Keep it simple, stupid.

I was asked to write a linked list in C++ at a job interview today. Immediately I started working on classes and methods and whatnot, but I didn’t have enough time to get it fully working. I gave a poor impression and had to explain inserting into and deleting from linked lists on paper. Afterwards, I realized my interviewer didn’t want a heavy object-oriented linked list. He wanted to make sure I knew the concept (and pointers in C++). A simple struct node and a couple of loops would have done the job.

When I got home, I was compelled to finish what I started. I made the linked list anyway to prove to myself I could do it. Here’s the Xcode project and everything else that’s necessary. Obviously you don’t need Xcode. Compiling main.cpp should do the trick on pretty much any system.

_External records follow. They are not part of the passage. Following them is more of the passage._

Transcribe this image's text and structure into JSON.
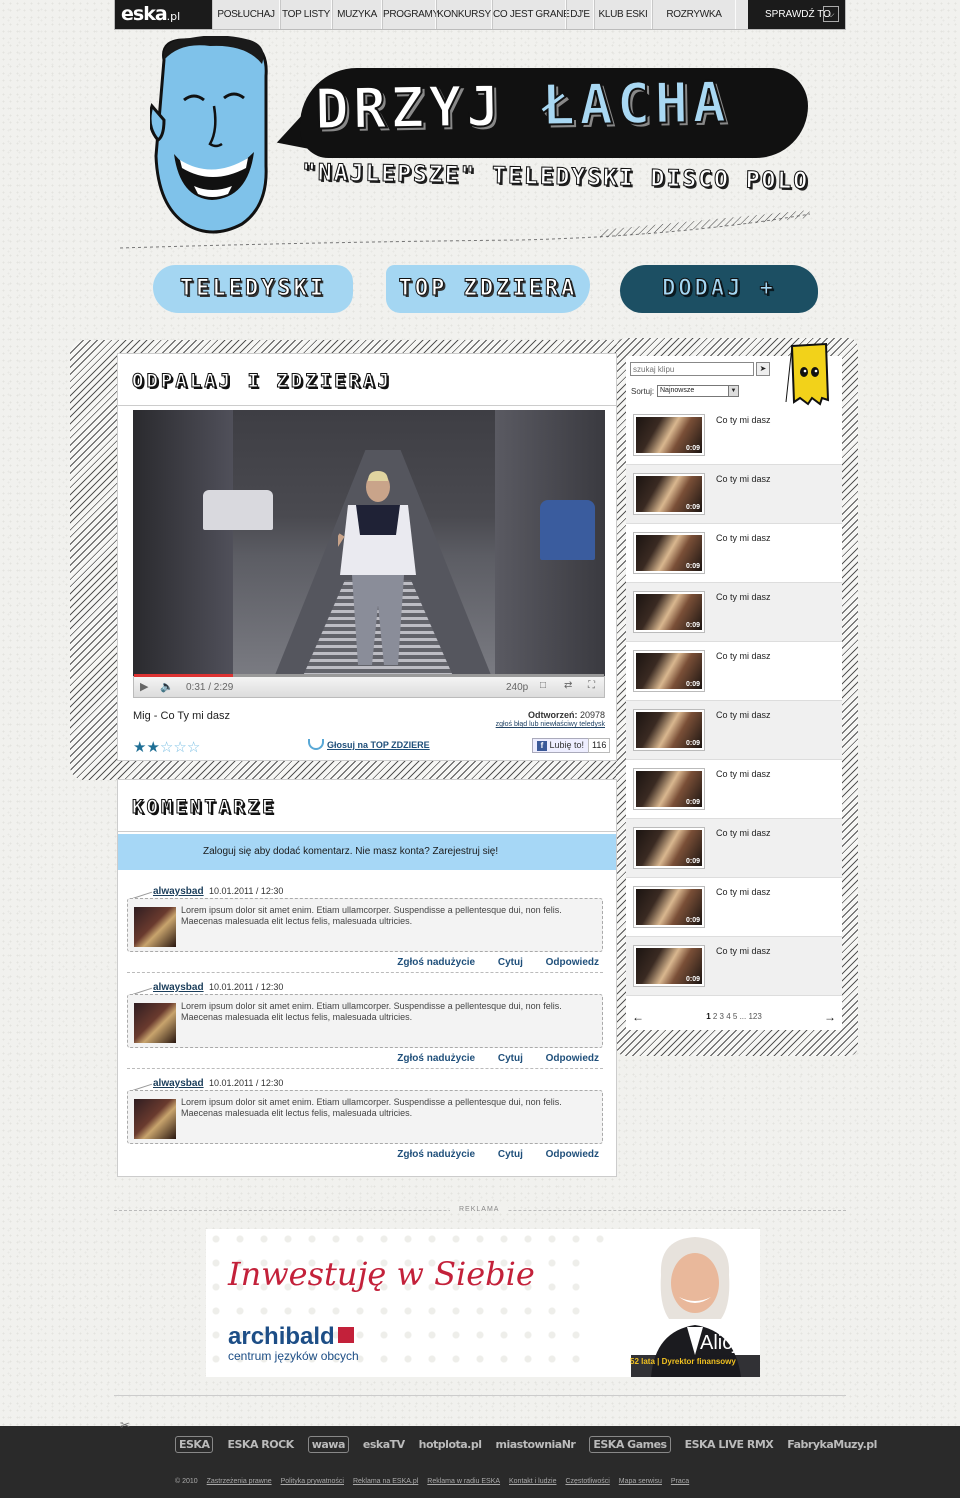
{
  "nav": {
    "logo": "eska",
    "logo_suffix": ".pl",
    "items": [
      "POSŁUCHAJ",
      "TOP LISTY",
      "MUZYKA",
      "PROGRAMY",
      "KONKURSY",
      "CO JEST GRANE",
      "DJ'E",
      "KLUB ESKI",
      "ROZRYWKA"
    ],
    "check_label": "SPRAWDŹ TO"
  },
  "header": {
    "title_part1": "DRZYJ",
    "title_part2": "ŁACHA",
    "tagline": "\"NAJLEPSZE\" TELEDYSKI DISCO POLO"
  },
  "main_buttons": [
    "TELEDYSKI",
    "TOP ZDZIERA",
    "DODAJ +"
  ],
  "video_panel": {
    "title": "ODPALAJ I ZDZIERAJ",
    "time": "0:31 / 2:29",
    "quality": "240p",
    "progress": 0.21,
    "video_name": "Mig - Co Ty mi dasz",
    "plays_label": "Odtworzeń:",
    "plays_value": "20978",
    "report_link": "zgłoś błąd lub niewłaściwy teledysk",
    "rating": 2,
    "rating_max": 5,
    "vote_label": "Głosuj na TOP ZDZIERE",
    "like_label": "Lubię to!",
    "like_count": "116"
  },
  "comments_panel": {
    "title": "KOMENTARZE",
    "login_prompt": "Zaloguj się aby dodać komentarz. Nie masz konta? Zarejestruj się!",
    "comments": [
      {
        "author": "alwaysbad",
        "date": "10.01.2011 / 12:30",
        "text": "Lorem ipsum dolor sit amet enim. Etiam ullamcorper. Suspendisse a pellentesque dui, non felis. Maecenas malesuada elit lectus felis, malesuada ultricies."
      },
      {
        "author": "alwaysbad",
        "date": "10.01.2011 / 12:30",
        "text": "Lorem ipsum dolor sit amet enim. Etiam ullamcorper. Suspendisse a pellentesque dui, non felis. Maecenas malesuada elit lectus felis, malesuada ultricies."
      },
      {
        "author": "alwaysbad",
        "date": "10.01.2011 / 12:30",
        "text": "Lorem ipsum dolor sit amet enim. Etiam ullamcorper. Suspendisse a pellentesque dui, non felis. Maecenas malesuada elit lectus felis, malesuada ultricies."
      }
    ],
    "actions": [
      "Zgłoś nadużycie",
      "Cytuj",
      "Odpowiedz"
    ]
  },
  "sidebar": {
    "search_placeholder": "szukaj klipu",
    "sort_label": "Sortuj:",
    "sort_value": "Najnowsze",
    "clips": [
      {
        "title": "Co ty mi dasz",
        "duration": "0:09"
      },
      {
        "title": "Co ty mi dasz",
        "duration": "0:09"
      },
      {
        "title": "Co ty mi dasz",
        "duration": "0:09"
      },
      {
        "title": "Co ty mi dasz",
        "duration": "0:09"
      },
      {
        "title": "Co ty mi dasz",
        "duration": "0:09"
      },
      {
        "title": "Co ty mi dasz",
        "duration": "0:09"
      },
      {
        "title": "Co ty mi dasz",
        "duration": "0:09"
      },
      {
        "title": "Co ty mi dasz",
        "duration": "0:09"
      },
      {
        "title": "Co ty mi dasz",
        "duration": "0:09"
      },
      {
        "title": "Co ty mi dasz",
        "duration": "0:09"
      }
    ],
    "pager": {
      "current": "1",
      "pages": "2 3 4 5 ... 123"
    }
  },
  "ad": {
    "label": "REKLAMA",
    "slogan": "Inwestuję w Siebie",
    "brand": "archibald",
    "brand_sub": "centrum języków obcych",
    "person_name": "Alicja",
    "person_role": "52 lata | Dyrektor finansowy"
  },
  "footer": {
    "logos": [
      "ESKA",
      "ESKA ROCK",
      "wawa",
      "eskaTV",
      "hotplota.pl",
      "miastowniaNr",
      "ESKA Games",
      "ESKA LIVE RMX",
      "FabrykaMuzy.pl"
    ],
    "copyright": "© 2010",
    "links": [
      "Zastrzeżenia prawne",
      "Polityka prywatności",
      "Reklama na ESKA.pl",
      "Reklama w radiu ESKA",
      "Kontakt i ludzie",
      "Częstotliwości",
      "Mapa serwisu",
      "Praca"
    ]
  },
  "colors": {
    "accent_blue": "#a4d6f2",
    "dark_teal": "#1c4f63",
    "ad_red": "#c3213a",
    "ad_blue": "#1d4e86"
  }
}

The linked list only has an AddToFront, DeleteFromFront, Next, and GoBackToFront methods, since that’s about all you can do with a singly linked list. I used templates so the thing could actually be useful if not for the total lack of documentation and testing. (Not to mention the fact that everyone writes one of these.) It does have an educational purpose though: Since I made it spit output when nodes are added and deleted, you can see how the destructor is implicitly called once the test object is out of scope. (In this case it’s when the program ends.) Writing this really took me back to my data structures class. I guess I’ve become soft since most languages come with nice data structures.